Sehr zum unmut der ureinwohner wird es aber oft als ein teil Deutschlands bezeichnet, dabei lernt jeder Bayer schon in der schule – sofern er eine besucht hat – dass Bayern ein freistaat ist. Besonderes erkennungszeichen dieses sogenannten freistaats ist sein immer noch vorhandener drang, anders zu sein als alle anderen. Als natürlicher feind wird deshalb immer noch der Preuße gesehen und da man gerne feinde hat, ist einfach jeder jenseits des Weißwurstäquators ein Preuße

Aber auch in Bayern gelten gewisse unterschiede. Der Franke zum beispiel ist dem bundesland nach zwar auch ein Bayer, wird aber eher als mensch zweiter klasse gesehen. Es gibt sogar noch eine interne klassifizierung in gute und weniger gute Bayern. Die weniger guten, also gemeinhin die landbevölkerung, wird als Niederbayer bezeichnet, während sich die oberen 10.000 gerne als Oberbayern betiteln. Im kriegsfall gegen die Preußen halten aber alle wie eh und je zusammen…

Der Bajuware an sich zeichnet sich seit jahrhunderten durch ein ausgesprochen kriegerisches, aggressives, leistungsunfähiges und schlichtweg stures verhalten aus. Das ging sogar so weit, dass die EU deswegen beschlossen hat, die Bayern in ihrem status als unkontaktiertes volk zu belassen. Gelegentliche warnungen des auswärtigen amtes wegen unruhen besonders zu zeiten eines unbedeutenden einheimischen volksfestes sollten deshalb als friedliebender tourist dringend beachtet werden.

Aber kommen wir zu angenehmeren dingen… Bayern ist nämlich das einzige bundesland, dass 6 jahreszeiten hat.

Vor der wiesn

Während der wiesn

Nach der wiesn

Vor der starkbierzeit

Während der starkbierzeit

Nach der starkbierzeit

Deshalb sollte man bei autofahrten durch das land immer auf der hut sein, da im prinzip ganzjährig immer die gefahr besteht, dass angetrunkene einheimische sich todesmutig vor ein fahrzeug werfen in der annahme, dass dieses an ihnen zerschellen würde. Auch gross angelegte warnaktionen der bayerischen staatsregierung konnten diese unsitte noch nicht aus den köpfen verdrängen. Allerdings wird so auch die population auf natürliche weise begrenzt… :cool:

Ein sehr wichtiges thema in Bayern ist das nationalgetränk, das bier. In der ganzen welt nennt man es weizenbier, was den Bajuwaren allerdings wenig kratzt. Er nennt das gebräu weißbier und er trinkt es zu jeder tages- und nachtzeit. Vorwiegend wird aus grossen behältnissen getrunken, da der Bayer einen hang zu grossem hat. Während im restlichen zivilisierten Deutschland maßeinheiten auch unterhalb eines liters durchaus geläufig sind, rechnet man hier nur mit maß, doppelmaß, hektoliter oder schwimmbadinhalt…

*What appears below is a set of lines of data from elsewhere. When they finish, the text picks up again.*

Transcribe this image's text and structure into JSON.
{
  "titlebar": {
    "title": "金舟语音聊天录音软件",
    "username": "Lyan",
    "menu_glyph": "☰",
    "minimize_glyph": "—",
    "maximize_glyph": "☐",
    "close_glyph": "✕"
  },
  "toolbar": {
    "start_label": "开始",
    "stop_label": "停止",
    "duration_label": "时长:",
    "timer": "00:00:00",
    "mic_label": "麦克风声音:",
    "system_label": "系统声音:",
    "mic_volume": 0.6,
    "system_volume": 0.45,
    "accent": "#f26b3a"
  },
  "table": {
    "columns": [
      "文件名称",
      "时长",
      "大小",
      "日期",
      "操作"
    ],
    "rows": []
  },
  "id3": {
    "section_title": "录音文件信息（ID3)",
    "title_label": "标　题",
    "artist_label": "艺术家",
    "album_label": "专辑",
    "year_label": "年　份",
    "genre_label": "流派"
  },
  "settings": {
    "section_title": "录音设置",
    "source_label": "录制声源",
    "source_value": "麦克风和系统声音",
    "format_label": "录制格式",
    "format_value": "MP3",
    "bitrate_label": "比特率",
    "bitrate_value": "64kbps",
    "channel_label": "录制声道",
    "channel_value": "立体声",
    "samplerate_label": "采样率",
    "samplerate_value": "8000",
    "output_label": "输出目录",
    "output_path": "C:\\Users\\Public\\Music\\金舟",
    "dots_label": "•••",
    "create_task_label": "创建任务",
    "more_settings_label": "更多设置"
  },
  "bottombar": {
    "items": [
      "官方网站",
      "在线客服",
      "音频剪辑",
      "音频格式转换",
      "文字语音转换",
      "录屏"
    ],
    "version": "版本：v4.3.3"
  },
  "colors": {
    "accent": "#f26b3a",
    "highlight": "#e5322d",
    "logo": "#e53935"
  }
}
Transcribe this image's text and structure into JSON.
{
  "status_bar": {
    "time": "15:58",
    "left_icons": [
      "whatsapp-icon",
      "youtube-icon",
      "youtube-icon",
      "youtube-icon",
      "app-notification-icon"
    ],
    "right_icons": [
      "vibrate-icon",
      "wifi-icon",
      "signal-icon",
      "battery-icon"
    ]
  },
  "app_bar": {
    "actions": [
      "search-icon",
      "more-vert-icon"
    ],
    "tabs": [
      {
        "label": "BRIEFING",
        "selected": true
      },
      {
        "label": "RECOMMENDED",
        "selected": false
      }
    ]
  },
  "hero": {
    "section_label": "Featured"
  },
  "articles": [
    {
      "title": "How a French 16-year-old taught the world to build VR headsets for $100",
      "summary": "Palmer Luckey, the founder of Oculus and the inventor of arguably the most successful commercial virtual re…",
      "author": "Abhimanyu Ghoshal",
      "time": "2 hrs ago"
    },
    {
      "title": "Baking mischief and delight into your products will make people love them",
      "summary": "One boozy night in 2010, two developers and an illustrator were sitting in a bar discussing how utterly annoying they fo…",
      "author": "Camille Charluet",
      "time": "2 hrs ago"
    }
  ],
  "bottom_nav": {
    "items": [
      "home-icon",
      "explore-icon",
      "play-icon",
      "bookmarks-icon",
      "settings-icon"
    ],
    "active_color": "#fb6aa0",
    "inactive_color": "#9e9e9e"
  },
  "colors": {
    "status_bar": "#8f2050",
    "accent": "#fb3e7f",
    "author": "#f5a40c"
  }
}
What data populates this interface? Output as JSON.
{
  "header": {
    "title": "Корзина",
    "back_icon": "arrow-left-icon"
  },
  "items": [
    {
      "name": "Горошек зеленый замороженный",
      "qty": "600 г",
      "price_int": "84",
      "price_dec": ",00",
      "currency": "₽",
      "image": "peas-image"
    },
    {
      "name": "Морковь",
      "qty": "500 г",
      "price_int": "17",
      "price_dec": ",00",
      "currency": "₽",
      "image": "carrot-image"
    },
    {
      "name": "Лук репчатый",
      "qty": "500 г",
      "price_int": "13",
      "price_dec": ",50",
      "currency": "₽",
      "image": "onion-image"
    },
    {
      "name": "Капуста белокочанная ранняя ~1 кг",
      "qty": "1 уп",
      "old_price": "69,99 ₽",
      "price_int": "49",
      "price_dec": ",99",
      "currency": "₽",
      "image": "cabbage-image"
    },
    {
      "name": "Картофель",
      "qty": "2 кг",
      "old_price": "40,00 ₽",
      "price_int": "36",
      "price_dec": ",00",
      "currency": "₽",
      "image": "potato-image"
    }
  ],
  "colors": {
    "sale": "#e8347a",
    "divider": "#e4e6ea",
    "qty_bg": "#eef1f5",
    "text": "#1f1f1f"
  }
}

Dazu isst der einheimische gerne schweinshaxn oder auch weißwürste mit süssem senf. Der im übrigen als der hauptgrund dafür gilt, dass der Bayer immer noch wie in alten zeiten überwiegend mit lederhosen herum rennt. Denn die ureinwohner kleckern gerne beim essen oder putzen sich in ermangelung einer serviette auch gerne mal die finger an dem ledernen beinkleid ab. Als tourist sollte man deshalb unbedingt darauf achten, während der mahlzeiten immer eine alte jeans zu tragen, die dann nach und nach genau so ledern wie die hosen der Bajuwaren wird…

Damit es nicht zu lang wird, hier noch ein paar ganz wichtige verhaltensregeln, die man unbedingt beachten sollte.

Bestelle nie Spaghetti, Pizza, Labskaus oder Hamburger in einer bayerischen wirtschaft. Lass dir etwas bringen, das nur dort immer gekocht wird und bring das personal nicht durcheinander… sunst fangst a boa…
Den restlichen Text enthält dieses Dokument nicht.